Lori Brooke, the only candidate to seriously challenge Supervisor Stephen Sherrill in District 2 this spring, says she won't run against him again in November — all but guaranteeing the appointed incumbent a full four-year term.

Sherrill beat Brooke 69-31 in the June 2 special election, a lopsided result that already made a rematch a long shot. With Brooke now out, the field thins to candidates with little visible footing in one of San Francisco's wealthiest and most politically idiosyncratic districts. Because June was a special election to fill a vacancy, Sherrill must win again on November 3 to lock in a full term — but he is unlikely to face organized opposition to do it.

Lori Brooke, who finished a distant second to Supervisor Stephen Sherrill in San Francisco's June 2 special election, will not mount a second campaign for the District 2 seat in November, according to a statement reported Thursday by Mission Local.

"While I will not be a candidate in November, I am not going anywhere," Brooke wrote, calling herself proud of the race she ran. "I will continue to advocate for my community, support the issues I care about, and remain engaged in the neighborhoods that I have spent years working to improve."

Her exit removes the only candidate who gave Sherrill a contest this spring. Brooke, a longtime community organizer in the district, ran as an independent voice promising to be responsive to constituents — and positioned herself as a skeptic of new housing development against Sherrill, who is broadly aligned with the city's pro-housing YIMBY bloc. That contrast was the central fault line of the June race.

It wasn't close. Sherrill won by 38 points. He also vastly out-raised her: roughly $1.4 million backed his campaign, including spending by third-party political action committees, according to Mission Local's accounting of the race. Those figures come via Mission Local's reporting rather than an independent review of Ethics Commission filings. Sherrill, appointed to the seat and serving as the sitting supervisor, had also built a reputation for competence at City Hall and tied himself closely to Mayor Daniel Lurie's agenda.

"District 2 made it clear that they want a Supervisor who is focused, responsive, and committed to San Francisco's comeback," Sherrill said in the wake of his win. "I'm excited to get back to work and, hopefully, earn four more years this November."

The math behind that confidence is stark. The November ballot is a do-over required by the special-election rules, not a fresh fight, and the remaining declared candidates are not positioned to threaten an incumbent who just cleared 69 percent. One of them, Nicholas Berg, chairs the San Francisco Republican Party — a tough sell in a city where Republicans are a small minority and, by his own telling, in a district where only about 10 percent of voters are registered with his party.

"One-party rule gave San Francisco lousy results," Berg argues on his campaign website, making the case for an opposition voice on the board.

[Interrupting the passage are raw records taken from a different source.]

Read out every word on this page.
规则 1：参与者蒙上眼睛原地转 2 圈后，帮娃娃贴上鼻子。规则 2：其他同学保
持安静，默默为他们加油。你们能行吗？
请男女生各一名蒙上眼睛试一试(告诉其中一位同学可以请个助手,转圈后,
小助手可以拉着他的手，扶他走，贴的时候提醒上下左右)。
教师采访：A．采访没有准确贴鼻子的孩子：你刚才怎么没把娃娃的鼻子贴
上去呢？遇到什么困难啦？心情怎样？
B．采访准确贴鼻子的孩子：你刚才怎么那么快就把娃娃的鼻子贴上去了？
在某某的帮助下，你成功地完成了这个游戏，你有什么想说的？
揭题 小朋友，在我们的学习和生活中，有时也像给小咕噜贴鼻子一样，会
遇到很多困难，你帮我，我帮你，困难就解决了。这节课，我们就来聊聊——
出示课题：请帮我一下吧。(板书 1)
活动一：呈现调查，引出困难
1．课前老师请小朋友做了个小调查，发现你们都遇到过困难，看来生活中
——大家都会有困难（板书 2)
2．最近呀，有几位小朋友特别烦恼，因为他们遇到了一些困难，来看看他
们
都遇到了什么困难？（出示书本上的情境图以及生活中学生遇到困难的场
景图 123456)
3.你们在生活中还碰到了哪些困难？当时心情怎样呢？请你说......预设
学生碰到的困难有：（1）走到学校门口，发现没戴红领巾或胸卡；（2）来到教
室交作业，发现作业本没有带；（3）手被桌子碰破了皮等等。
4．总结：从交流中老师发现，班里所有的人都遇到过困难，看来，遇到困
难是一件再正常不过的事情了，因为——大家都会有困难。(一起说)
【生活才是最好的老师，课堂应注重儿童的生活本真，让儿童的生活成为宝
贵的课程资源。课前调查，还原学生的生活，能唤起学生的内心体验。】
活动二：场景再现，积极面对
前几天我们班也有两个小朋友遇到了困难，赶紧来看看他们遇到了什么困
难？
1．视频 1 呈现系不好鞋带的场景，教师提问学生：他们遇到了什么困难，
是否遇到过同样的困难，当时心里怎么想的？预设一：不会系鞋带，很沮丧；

For now, that case is mostly theoretical. Brooke's decision effectively converts the November contest from a rematch into a formality, handing Sherrill the runway to consolidate a seat he was appointed to and won outright in June. What it does not settle is the housing fight Brooke ran on. She signaled she intends to stay in District 2 politics from outside the ballot — "I am not going anywhere" — leaving open whether the development skepticism that animated nearly a third of June's voters finds another champion before Sherrill faces the electorate again.